Today, development equity is seeking 20 percent or greater project-level leveraged internal rates of return. For existing product, value-add equity is seeking leveraged returns in the high teens.

Despite the right environment for development, however, the outlook for deliveries is still quite constrained for the near term, with only 317 units expected for delivery this year and 747 units expected to be completed next year.

Transaction Trends

Investors, too, are eyeing Philadelphia. A few transactions indicate where pricing is, as well as the disparity between Class A and B products in the metro.

Invesco Realty Advisors purchased the Class A, 309-unit Londonbury Apartments in Conshohocken from O'Neill Properties in June for around $80 million. The property was constructed in 2010 as part of O'Neill's Millennium development, a 60-acre mixed-use community.

Also in June, TIAA-CREF purchased the 185-unit Pepper Building in Center City for $50.8 million, underscoring institutional investor interest in the area. The seller was Philadelphia Management Group, which bought the complex in 2007, gutting and converting the former hospital and medical offices into rentals.

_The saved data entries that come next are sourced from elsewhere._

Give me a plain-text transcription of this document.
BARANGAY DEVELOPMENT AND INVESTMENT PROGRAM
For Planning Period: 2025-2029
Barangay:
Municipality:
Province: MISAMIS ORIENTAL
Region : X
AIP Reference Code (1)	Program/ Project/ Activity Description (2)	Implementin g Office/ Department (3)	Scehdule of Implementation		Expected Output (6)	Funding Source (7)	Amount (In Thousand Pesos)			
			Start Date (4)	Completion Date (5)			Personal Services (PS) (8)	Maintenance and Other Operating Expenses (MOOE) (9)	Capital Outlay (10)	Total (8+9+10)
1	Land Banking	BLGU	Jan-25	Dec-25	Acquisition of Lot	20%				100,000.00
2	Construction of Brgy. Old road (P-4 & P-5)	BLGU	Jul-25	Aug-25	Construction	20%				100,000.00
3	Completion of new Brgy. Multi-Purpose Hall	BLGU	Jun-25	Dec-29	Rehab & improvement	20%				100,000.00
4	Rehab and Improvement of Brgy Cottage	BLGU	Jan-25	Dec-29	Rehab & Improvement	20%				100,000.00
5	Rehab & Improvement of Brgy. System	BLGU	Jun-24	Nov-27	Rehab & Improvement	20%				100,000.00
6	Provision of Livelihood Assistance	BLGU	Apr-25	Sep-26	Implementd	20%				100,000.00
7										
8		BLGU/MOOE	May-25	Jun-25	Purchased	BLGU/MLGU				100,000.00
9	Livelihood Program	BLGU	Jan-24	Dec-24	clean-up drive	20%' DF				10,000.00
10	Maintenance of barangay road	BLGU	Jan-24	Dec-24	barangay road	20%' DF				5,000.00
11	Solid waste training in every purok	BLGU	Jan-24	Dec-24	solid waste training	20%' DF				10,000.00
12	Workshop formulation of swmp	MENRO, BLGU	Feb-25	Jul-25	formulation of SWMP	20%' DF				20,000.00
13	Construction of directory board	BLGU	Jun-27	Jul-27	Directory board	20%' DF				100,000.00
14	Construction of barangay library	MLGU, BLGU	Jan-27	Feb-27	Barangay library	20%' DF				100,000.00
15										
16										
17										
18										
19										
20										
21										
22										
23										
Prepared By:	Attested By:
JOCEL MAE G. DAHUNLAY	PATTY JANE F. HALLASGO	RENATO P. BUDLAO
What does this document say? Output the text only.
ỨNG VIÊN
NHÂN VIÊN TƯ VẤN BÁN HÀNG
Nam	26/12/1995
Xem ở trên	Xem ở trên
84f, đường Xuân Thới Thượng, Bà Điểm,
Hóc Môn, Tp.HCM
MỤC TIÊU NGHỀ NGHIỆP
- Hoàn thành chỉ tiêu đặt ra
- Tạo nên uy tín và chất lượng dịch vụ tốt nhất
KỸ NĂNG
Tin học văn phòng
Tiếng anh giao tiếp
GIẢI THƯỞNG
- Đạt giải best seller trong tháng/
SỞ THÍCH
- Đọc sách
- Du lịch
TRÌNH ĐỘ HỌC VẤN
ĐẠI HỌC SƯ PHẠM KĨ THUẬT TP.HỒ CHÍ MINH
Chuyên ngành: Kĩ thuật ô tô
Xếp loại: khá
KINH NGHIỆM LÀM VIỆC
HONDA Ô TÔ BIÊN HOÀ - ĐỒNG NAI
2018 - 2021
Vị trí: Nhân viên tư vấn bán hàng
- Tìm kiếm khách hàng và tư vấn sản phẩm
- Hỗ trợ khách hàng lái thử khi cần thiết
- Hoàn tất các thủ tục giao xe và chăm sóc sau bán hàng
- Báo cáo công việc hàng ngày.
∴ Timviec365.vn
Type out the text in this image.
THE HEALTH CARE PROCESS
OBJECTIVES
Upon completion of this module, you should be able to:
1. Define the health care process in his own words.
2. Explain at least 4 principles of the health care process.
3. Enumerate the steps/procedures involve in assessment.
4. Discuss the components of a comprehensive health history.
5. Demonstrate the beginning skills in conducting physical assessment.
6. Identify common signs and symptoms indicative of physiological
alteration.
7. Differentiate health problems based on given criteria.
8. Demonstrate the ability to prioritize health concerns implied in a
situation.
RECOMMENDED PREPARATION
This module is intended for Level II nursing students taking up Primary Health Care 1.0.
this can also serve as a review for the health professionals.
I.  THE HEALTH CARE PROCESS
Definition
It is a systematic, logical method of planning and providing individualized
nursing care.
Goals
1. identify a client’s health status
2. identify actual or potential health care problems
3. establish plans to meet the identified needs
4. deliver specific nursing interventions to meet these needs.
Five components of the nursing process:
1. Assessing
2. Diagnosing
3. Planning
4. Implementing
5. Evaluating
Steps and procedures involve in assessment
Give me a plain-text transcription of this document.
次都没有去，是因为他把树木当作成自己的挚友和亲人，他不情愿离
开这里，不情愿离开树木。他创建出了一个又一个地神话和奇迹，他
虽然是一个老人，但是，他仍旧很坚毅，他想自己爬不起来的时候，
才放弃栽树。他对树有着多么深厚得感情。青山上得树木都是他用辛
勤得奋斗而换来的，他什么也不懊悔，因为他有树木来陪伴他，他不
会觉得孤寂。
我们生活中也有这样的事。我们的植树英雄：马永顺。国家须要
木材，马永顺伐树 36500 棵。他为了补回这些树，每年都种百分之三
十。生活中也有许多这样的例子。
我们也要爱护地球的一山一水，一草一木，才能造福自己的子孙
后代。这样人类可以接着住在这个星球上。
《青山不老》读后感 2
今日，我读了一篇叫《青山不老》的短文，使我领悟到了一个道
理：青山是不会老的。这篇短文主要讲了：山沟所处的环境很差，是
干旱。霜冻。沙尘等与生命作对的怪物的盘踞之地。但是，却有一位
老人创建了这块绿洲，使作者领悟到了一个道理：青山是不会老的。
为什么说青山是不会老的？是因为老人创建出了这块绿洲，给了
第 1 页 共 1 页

That same month, the 296-unit Willow Ridge, a Class B product developed in the early 1990s, sold for about $95,000 per unit to an undisclosed buyer. The deal, located in the affluent suburb of Marlton, N.J., about 15 miles from Philadelphia, received about 30 offers and exhibited a going-in cap rate of 6.25 percent when it closed. The new owners plan to do a rehab.

And in July, Home Properties purchased the Class B, 203-unit Waterview Apartments in East Goshen, a Philadelphia suburb, for $24.6 million, or $121,000 per unit, from Fairfield Residential. The REIT plans to pump in $2.3 million over the next three years to correct deferred maintenance and upgrade kitchens and baths.

Cheap Money

Generally, cap rates have ranged from 5.5 percent to 6.5 percent in and around Philadelphia, depending on the age and quality of the asset. Driving those aggressive cap rates is the plentiful low-cost debt available today.

Interest rates are in the 3.75 percent range for five-year money and the 4.75 percent range for 10-year loans, allowing buyers to bid aggressively for low cap-rate deals. Loan-tovalue (LTV) ratios max out at 80 percent for banks and the agencies, Fannie Mae, Freddie Mac, and the Federal Housing Administration. Life insurance companies will go up to 70 percent leverage, sometimes up to 75 percent, and for high-quality deals, their rates can be well inside of the agencies'.

CMBS lenders enjoyed a brief period of very aggressive bidding for deals in the second quarter but have pulled back with the August swoon in the capital markets. It's only a matter of time before their pricing falls in line with that of the rest of the debt market. Meanwhile, the conduits are still out there cautiously bidding and closing new deals.

This is all good news for apartment owners and investors in the area. Most important, the fundamentals are finally catching up with the sometimes overly optimistic investor underwriting models. In the case of Philadelphia, at least, that optimism seems well-founded.